Later on, when Bill switched his quarterback to Dr. Atish Choudhury at Dana Farber Cancer Institute in Boston, he participated in a clinical trial for an ATM inhibitor with a Parp-I (olaparib again). This time it was Dr. B’s own lab at Roswell Park that had discovered the key pathway through which the ATM inhibitor operated. Bill rapidly became a major celebrity on his visits to Dana-Farber.
Amongst Professor Bill’s other principle research interests were yeasts – in fact Bill characterized himself as a yeast geneticist. In this area,Bill spent a lot of time experimenting with sugar/glucose and its impact on cancer. He was one of the first scientists along with Valter Lungo to postulate the importance of fasting and the keto diet for cancer management. Unlike Lungo, Bill was not a self-promoter .. and for that we loved him.
It saddens us greatly that the published obituary fails to mention one word about prostate cancer. Awareness and teaching were amongst Bill’s highest priorities; in fact Bill delighted in telling his AnCan Advanced PCa Virtual Group about his hospice experience this past August and planned to repeat the presentation to a live audience at Roswell Park before becoming too sick.

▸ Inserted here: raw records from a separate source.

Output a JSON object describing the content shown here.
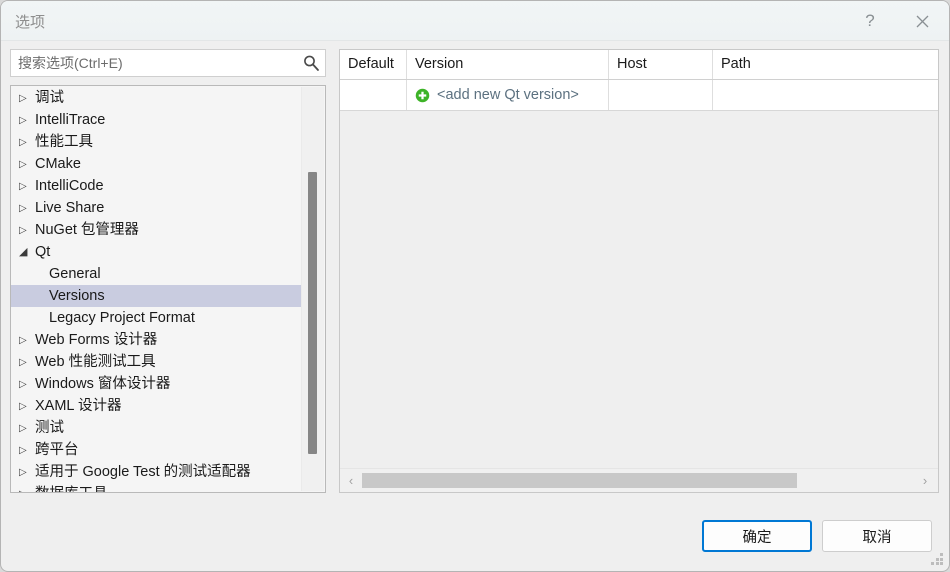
{
  "window": {
    "title": "选项",
    "help_label": "?",
    "close_icon": "close-icon"
  },
  "search": {
    "placeholder": "搜索选项(Ctrl+E)",
    "value": "",
    "icon": "search-icon"
  },
  "tree": {
    "items": [
      {
        "label": "调试",
        "level": 0,
        "state": "collapsed",
        "selected": false
      },
      {
        "label": "IntelliTrace",
        "level": 0,
        "state": "collapsed",
        "selected": false
      },
      {
        "label": "性能工具",
        "level": 0,
        "state": "collapsed",
        "selected": false
      },
      {
        "label": "CMake",
        "level": 0,
        "state": "collapsed",
        "selected": false
      },
      {
        "label": "IntelliCode",
        "level": 0,
        "state": "collapsed",
        "selected": false
      },
      {
        "label": "Live Share",
        "level": 0,
        "state": "collapsed",
        "selected": false
      },
      {
        "label": "NuGet 包管理器",
        "level": 0,
        "state": "collapsed",
        "selected": false
      },
      {
        "label": "Qt",
        "level": 0,
        "state": "expanded",
        "selected": false
      },
      {
        "label": "General",
        "level": 1,
        "state": "leaf",
        "selected": false
      },
      {
        "label": "Versions",
        "level": 1,
        "state": "leaf",
        "selected": true
      },
      {
        "label": "Legacy Project Format",
        "level": 1,
        "state": "leaf",
        "selected": false
      },
      {
        "label": "Web Forms 设计器",
        "level": 0,
        "state": "collapsed",
        "selected": false
      },
      {
        "label": "Web 性能测试工具",
        "level": 0,
        "state": "collapsed",
        "selected": false
      },
      {
        "label": "Windows 窗体设计器",
        "level": 0,
        "state": "collapsed",
        "selected": false
      },
      {
        "label": "XAML 设计器",
        "level": 0,
        "state": "collapsed",
        "selected": false
      },
      {
        "label": "测试",
        "level": 0,
        "state": "collapsed",
        "selected": false
      },
      {
        "label": "跨平台",
        "level": 0,
        "state": "collapsed",
        "selected": false
      },
      {
        "label": "适用于 Google Test 的测试适配器",
        "level": 0,
        "state": "collapsed",
        "selected": false
      },
      {
        "label": "数据库工具",
        "level": 0,
        "state": "collapsed",
        "selected": false
      }
    ]
  },
  "table": {
    "columns": [
      "Default",
      "Version",
      "Host",
      "Path"
    ],
    "rows": [
      {
        "default": "",
        "version": "<add new Qt version>",
        "host": "",
        "path": "",
        "icon": "add-icon"
      }
    ]
  },
  "scrollbars": {
    "left_arrow": "‹",
    "right_arrow": "›"
  },
  "footer": {
    "ok_label": "确定",
    "cancel_label": "取消"
  },
  "colors": {
    "accent": "#0078d4",
    "selection": "#c9cce0",
    "add_green": "#3db327",
    "link": "#5c7180"
  }
}
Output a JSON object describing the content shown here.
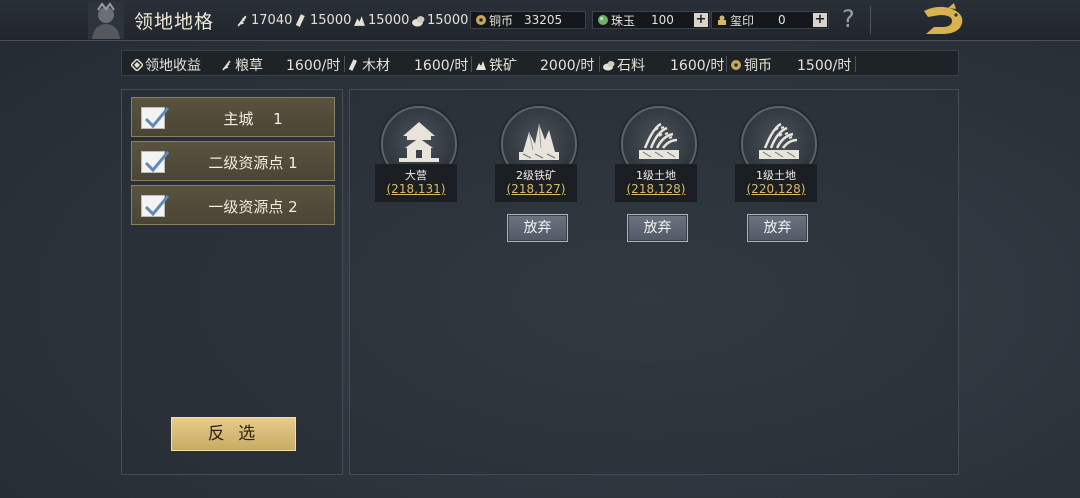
{
  "header": {
    "title": "领地地格",
    "resources": [
      {
        "icon": "grain-icon",
        "value": "17040"
      },
      {
        "icon": "wood-icon",
        "value": "15000"
      },
      {
        "icon": "iron-icon",
        "value": "15000"
      },
      {
        "icon": "stone-icon",
        "value": "15000"
      }
    ],
    "copper": {
      "label": "铜币",
      "value": "33205"
    },
    "jade": {
      "label": "珠玉",
      "value": "100"
    },
    "seal": {
      "label": "玺印",
      "value": "0"
    },
    "help": "?"
  },
  "income": {
    "title": "领地收益",
    "items": [
      {
        "label": "粮草",
        "value": "1600/时"
      },
      {
        "label": "木材",
        "value": "1600/时"
      },
      {
        "label": "铁矿",
        "value": "2000/时"
      },
      {
        "label": "石料",
        "value": "1600/时"
      },
      {
        "label": "铜币",
        "value": "1500/时"
      }
    ]
  },
  "filters": [
    {
      "label": "主城　  1",
      "checked": true
    },
    {
      "label": "二级资源点 1",
      "checked": true
    },
    {
      "label": "一级资源点 2",
      "checked": true
    }
  ],
  "invert_label": "反 选",
  "tiles": [
    {
      "name": "大营",
      "coord": "(218,131)",
      "icon": "camp-icon",
      "abandon": ""
    },
    {
      "name": "2级铁矿",
      "coord": "(218,127)",
      "icon": "iron-mine-icon",
      "abandon": "放弃"
    },
    {
      "name": "1级土地",
      "coord": "(218,128)",
      "icon": "farmland-icon",
      "abandon": "放弃"
    },
    {
      "name": "1级土地",
      "coord": "(220,128)",
      "icon": "farmland-icon",
      "abandon": "放弃"
    }
  ],
  "colors": {
    "accent": "#d9b96a",
    "button_gold": "#d8bd78",
    "panel": "#2c333b"
  }
}
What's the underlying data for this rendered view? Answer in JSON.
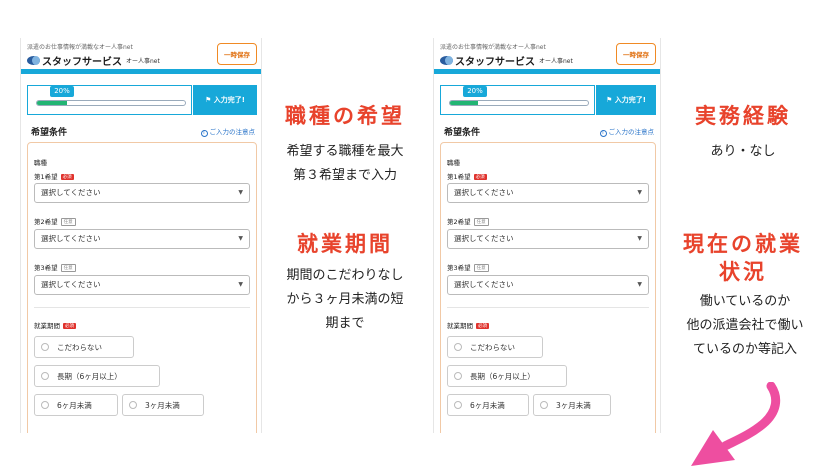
{
  "header": {
    "tagline": "派遣のお仕事情報が満載なオー人事net",
    "brand": "スタッフサービス",
    "brand_sub": "オー人事net",
    "save_label": "一時保存"
  },
  "progress": {
    "percent_label": "20%",
    "value": 0.2,
    "complete_label": "入力完了!"
  },
  "section": {
    "title": "希望条件",
    "notice": "ご入力の注意点"
  },
  "form": {
    "job_label": "職種",
    "required_badge": "必須",
    "optional_badge": "任意",
    "wish1_label": "第1希望",
    "wish2_label": "第2希望",
    "wish3_label": "第3希望",
    "select_placeholder": "選択してください",
    "period_label": "就業期間",
    "period_options": [
      "こだわらない",
      "長期（6ヶ月以上）",
      "6ヶ月未満",
      "3ヶ月未満"
    ]
  },
  "annotations": {
    "job_heading": "職種の希望",
    "job_body1": "希望する職種を最大",
    "job_body2": "第３希望まで入力",
    "period_heading": "就業期間",
    "period_body1": "期間のこだわりなし",
    "period_body2": "から３ヶ月未満の短",
    "period_body3": "期まで",
    "exp_heading": "実務経験",
    "exp_body": "あり・なし",
    "status_heading1": "現在の就業",
    "status_heading2": "状況",
    "status_body1": "働いているのか",
    "status_body2": "他の派遣会社で働い",
    "status_body3": "ているのか等記入"
  },
  "colors": {
    "accent": "#17a8d9",
    "heading_red": "#e8432c",
    "arrow_pink": "#ee4ea0",
    "progress_green": "#22b573"
  }
}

Should you wish to make a donation in Professor Bill Burhan’s memory, you can do so here. A memorial service and mass will be held in Buffalo on Nov 16, 2019 – for further information, please e-mail me at info@ancan.org.
AnCan’s paramount stated purpose is to smooth the road for those coming along behind; and the quintessential shared experience must be entering hospice. It is rare a person at this stage of treatment is both alert and motivated to share the experience with others. Yet it is hardly surprising that a man dedicated to lifelong learning, research and educating others has committed to disseminate yet more knowledge in the hope it will make theirs and their loved ones’ lives easier.
There is good reason why Professor Bill Burhans has served on our Board and Advisory Board ….. because he is committed to helping and teaching for as long as he can. Please take this rare opportunity to listen to Prof Bill sharing his hospice experience. And Bill ….. may your journey always be easy and tranquil – we love you!!